St. Patrick Catholic Church in Galveston & Saint Patrick
How is St. Patrick, St. Patrick’s Church and a Galveston attraction in Texas all tied together? Stay tuned.
St. Patrick’s Catholic Church in Galveston is certainly an attraction if only to see the beautiful architecture.
It is another one of noted architect Nicolas J. Clayton’s designs of which which he had more than a passing interest. He was a parishioner of this parish.
There are numerous churches on the island of Galveston…more than 50 in fact. They are of all denominations and in addition there are also 2 synagogues.
The number of people residing in Galveston is approximately 57,491 according to a Wikipedia estimate as of April 15, 2011. One can tell from these statistics that “Galvestonians” do love their places of worship!

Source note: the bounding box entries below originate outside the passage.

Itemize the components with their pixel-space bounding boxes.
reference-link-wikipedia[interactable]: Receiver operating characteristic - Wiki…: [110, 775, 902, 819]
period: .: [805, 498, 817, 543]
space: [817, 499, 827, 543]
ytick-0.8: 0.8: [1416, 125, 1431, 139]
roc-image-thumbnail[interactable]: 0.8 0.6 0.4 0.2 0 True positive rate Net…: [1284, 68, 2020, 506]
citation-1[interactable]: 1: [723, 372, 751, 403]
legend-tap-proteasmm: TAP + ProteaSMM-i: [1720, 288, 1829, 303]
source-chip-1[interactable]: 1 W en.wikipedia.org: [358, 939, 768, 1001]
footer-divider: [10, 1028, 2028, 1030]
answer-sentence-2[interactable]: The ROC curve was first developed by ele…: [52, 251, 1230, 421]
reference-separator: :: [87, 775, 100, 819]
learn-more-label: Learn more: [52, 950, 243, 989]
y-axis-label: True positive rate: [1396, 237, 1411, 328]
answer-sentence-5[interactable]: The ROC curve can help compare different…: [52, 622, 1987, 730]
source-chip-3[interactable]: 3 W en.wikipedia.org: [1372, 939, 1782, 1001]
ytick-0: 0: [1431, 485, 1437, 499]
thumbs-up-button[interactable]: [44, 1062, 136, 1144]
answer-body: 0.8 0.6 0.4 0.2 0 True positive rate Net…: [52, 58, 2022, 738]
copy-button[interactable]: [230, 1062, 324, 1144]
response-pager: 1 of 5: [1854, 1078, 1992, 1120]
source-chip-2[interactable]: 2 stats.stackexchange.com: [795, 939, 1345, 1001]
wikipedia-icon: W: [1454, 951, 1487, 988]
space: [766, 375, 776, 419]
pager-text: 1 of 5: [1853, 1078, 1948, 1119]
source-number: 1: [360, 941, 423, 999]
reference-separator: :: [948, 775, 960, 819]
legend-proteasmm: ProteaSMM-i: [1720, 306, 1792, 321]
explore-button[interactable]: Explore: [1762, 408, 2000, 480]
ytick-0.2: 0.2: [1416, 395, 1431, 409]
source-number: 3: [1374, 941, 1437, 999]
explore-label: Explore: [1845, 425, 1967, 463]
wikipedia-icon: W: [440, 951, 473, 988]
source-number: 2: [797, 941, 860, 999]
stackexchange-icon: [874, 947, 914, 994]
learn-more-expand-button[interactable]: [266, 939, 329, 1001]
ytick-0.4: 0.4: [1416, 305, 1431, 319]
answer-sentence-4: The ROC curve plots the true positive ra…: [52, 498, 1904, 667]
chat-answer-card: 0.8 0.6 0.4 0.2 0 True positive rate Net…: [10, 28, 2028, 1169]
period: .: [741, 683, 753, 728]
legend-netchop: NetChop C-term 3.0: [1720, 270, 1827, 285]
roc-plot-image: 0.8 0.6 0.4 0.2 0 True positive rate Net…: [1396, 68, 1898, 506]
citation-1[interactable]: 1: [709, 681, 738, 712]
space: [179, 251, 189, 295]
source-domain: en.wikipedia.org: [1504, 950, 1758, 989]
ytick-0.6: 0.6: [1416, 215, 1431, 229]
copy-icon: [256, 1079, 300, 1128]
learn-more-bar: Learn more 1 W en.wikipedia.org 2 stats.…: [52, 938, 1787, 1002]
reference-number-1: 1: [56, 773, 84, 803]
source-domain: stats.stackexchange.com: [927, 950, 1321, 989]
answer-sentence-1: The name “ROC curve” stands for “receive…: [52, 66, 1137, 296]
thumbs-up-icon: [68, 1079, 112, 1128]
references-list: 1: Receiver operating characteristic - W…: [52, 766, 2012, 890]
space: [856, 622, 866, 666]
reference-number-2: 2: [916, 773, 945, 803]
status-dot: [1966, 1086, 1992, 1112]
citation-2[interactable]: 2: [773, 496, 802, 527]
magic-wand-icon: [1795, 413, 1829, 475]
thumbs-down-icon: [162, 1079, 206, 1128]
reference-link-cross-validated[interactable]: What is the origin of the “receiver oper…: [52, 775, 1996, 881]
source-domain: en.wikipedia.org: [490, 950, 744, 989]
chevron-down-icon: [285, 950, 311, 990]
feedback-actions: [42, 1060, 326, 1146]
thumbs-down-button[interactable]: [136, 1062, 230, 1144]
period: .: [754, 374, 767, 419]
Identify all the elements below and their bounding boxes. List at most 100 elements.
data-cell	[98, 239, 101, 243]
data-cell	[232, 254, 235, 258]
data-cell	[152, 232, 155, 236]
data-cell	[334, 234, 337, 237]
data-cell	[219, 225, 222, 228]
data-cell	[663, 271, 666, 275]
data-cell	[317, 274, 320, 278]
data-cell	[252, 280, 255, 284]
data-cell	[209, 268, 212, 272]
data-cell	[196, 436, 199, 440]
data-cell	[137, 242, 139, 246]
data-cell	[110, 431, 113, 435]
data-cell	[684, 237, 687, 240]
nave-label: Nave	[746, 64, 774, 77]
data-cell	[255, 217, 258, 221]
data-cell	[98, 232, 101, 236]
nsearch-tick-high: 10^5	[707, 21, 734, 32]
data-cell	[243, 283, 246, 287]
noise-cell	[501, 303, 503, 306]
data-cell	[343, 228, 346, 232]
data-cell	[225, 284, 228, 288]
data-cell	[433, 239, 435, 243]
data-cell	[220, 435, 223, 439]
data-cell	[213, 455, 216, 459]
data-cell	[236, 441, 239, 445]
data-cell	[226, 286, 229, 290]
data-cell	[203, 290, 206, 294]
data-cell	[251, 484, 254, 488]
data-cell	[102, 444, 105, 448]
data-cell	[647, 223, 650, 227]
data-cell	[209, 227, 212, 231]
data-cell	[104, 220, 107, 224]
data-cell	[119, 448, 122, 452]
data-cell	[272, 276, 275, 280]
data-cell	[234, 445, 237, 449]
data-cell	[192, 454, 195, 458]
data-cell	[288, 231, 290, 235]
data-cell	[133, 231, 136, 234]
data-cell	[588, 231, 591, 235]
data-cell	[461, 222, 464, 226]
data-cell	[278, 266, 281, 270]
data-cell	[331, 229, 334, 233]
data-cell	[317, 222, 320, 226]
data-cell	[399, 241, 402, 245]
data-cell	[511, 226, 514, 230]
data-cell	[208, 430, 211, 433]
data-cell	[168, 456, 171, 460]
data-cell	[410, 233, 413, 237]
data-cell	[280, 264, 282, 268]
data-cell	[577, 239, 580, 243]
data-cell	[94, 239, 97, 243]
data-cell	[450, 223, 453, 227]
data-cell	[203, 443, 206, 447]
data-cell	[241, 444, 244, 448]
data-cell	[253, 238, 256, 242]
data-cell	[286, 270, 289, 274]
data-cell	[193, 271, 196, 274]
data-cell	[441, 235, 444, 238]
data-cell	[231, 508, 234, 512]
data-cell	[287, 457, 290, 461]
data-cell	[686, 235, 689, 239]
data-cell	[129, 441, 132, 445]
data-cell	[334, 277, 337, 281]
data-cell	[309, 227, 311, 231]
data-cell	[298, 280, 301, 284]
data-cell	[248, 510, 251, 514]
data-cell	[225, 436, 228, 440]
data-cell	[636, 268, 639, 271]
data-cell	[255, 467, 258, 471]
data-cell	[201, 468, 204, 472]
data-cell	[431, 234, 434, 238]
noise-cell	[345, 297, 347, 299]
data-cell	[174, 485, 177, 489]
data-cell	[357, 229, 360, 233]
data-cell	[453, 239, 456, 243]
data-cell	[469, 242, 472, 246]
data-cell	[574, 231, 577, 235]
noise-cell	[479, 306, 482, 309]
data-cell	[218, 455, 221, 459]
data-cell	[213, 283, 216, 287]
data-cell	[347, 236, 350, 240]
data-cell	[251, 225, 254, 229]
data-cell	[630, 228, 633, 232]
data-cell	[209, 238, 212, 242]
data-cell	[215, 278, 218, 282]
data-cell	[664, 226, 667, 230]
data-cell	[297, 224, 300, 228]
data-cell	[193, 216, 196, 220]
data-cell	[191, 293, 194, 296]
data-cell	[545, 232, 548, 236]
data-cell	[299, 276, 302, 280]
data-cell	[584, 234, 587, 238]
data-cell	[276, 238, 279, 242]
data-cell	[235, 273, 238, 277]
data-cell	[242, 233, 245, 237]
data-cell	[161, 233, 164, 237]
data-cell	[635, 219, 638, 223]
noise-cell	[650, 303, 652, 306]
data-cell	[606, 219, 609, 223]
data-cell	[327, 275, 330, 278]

St. Patrick Catholic Church
A Texas Historical Commission plaque at this church states the following:“ST. PATRICK CATHOLIC CHURCH
Galveston Bishop C.M. Dubuis established this parish in 1870 to serve Catholics in Galveston Island’s fast growing west end district. A wood sanctuary was built at this site and the mostly Irish congregation named the church for St. Patrick, the Patron Saint of Ireland.
The Rev. Laurence Glynn arrived in 1871, a few days after storms had destroyed the sanctuary. He rallied the congregation and by 1877 an impressive Gothic structure, designed by noted architect and church member Nicholas J. Clayton, was completed. A parish school was established in the 1880’s.
After the storm of 1900 the U.S. Corps of Engineers mandated that Galveston Island be elevated, and between 1905 and 1907 the massive St. Patrick church building was lifted five feet onto a new foundation.
Two mission churches were founded by St. Patrick Church. Our Lady of Guadalupe Church became its own parish in 1927, and Queen of Peach Church continued as a mission of St. Patrick Church. In the late 1980’s the parish elementary schools were consolidated. The school facilities at St. Patrick were converted for parish offices, religious education, and social events. The congregation continues its traditional role as a leading Catholic institution for Galveston Island.”
St. PatrickSpeculation persists to this day as to the actual birth date or even death of St. Patrick although most people celebrate his date of death as March 17th. That is also the day celebrated around the world both in religious as well as secular fashion as Saint Patrick’s Day.
Stories are told of his being captured at a young age (around 16) by Irish raiders who then enslaved the boy. He then did herding of animals for about 6 years before he escaped and returned to his family back in Great Britain.
He entered the church and became an ordained bishop.
Returning to Ireland he was active in doing missionary work in the latter part of the 5th century, converting thousands of converts to the Christian faith.
Many churches were built and he is supposedly buried at Down Cathedral in Downpatrick, County Down. Even that has not been proven as a certainty.
Only two letters have been authenticated as having been authored by St. Patrick and those were not dated but can place him as to the approximate dates by other points of reference.
Legend attributed to Saint Patrick…
How many of us have heard the legend that St. Patrick drove all of the snakes out of Ireland?
Some legends just seem to take on a life of their own whether based on fact or myth.
According to many different accounts, there have never been any snakes in Ireland!
So much for that legend!
Shamrocks and the color green are often associated with St. Patrick.
It makes sense that any 3 leafed plant could have sufficed when teaching the belief of the Holy Trinity. God the Father, God the Son and God the Holy Ghost are all one and the same God. So it is with a clover or shamrock…the three leaves are separate but all connected as one entity.
Now…where this translates to staining rivers green or pouring and drinking green colored beer when celebrating St. Patrick’s day as often happens is a stretch.
As pointed out earlier, St. Patrick’s day has become just another secular holiday for many people with little or no religious significance.
Of course for others this is a Saint who is dearly loved and revered.
Using the photo that I took on a visit to Galveston as a point of reference, this is a limited edition series of linocuts that I created of St. Patrick’s Church.
The edition size is 85 and the block that was carved was defaced so no additional prints will ever be made. Slight variation exists in each print as all are individually inked and printed making each an original in the numbered series.
The tall Gothic spire of the church is an impressive site on this Island City of Galveston.
Nicolas Clayton was originally a native of Ireland who came to America with his widowed mother back in the early 1840’s.
Saint Patrick probably meant something special to him as it does to many people living in Ireland who are now Christian due to the long time ago efforts of St. Patrick and his followers who also taught about Christianity.
So was the question satisfactorily answered from the top of this post?
You should now know more about Irish born architect Nicholas Clayton who grew up learning about St. Patrick. You have seen an image of the Gothic spire on St. Patrick’s Church in Galveston. Hopefully you learned a bit more about this revered Saint Patrick.
Whether you follow the Catholic religion or not be sure and stop by if visiting Galveston to admire this great architecture. And obviously if you care to attend a religious service the doors will be wide open and welcoming!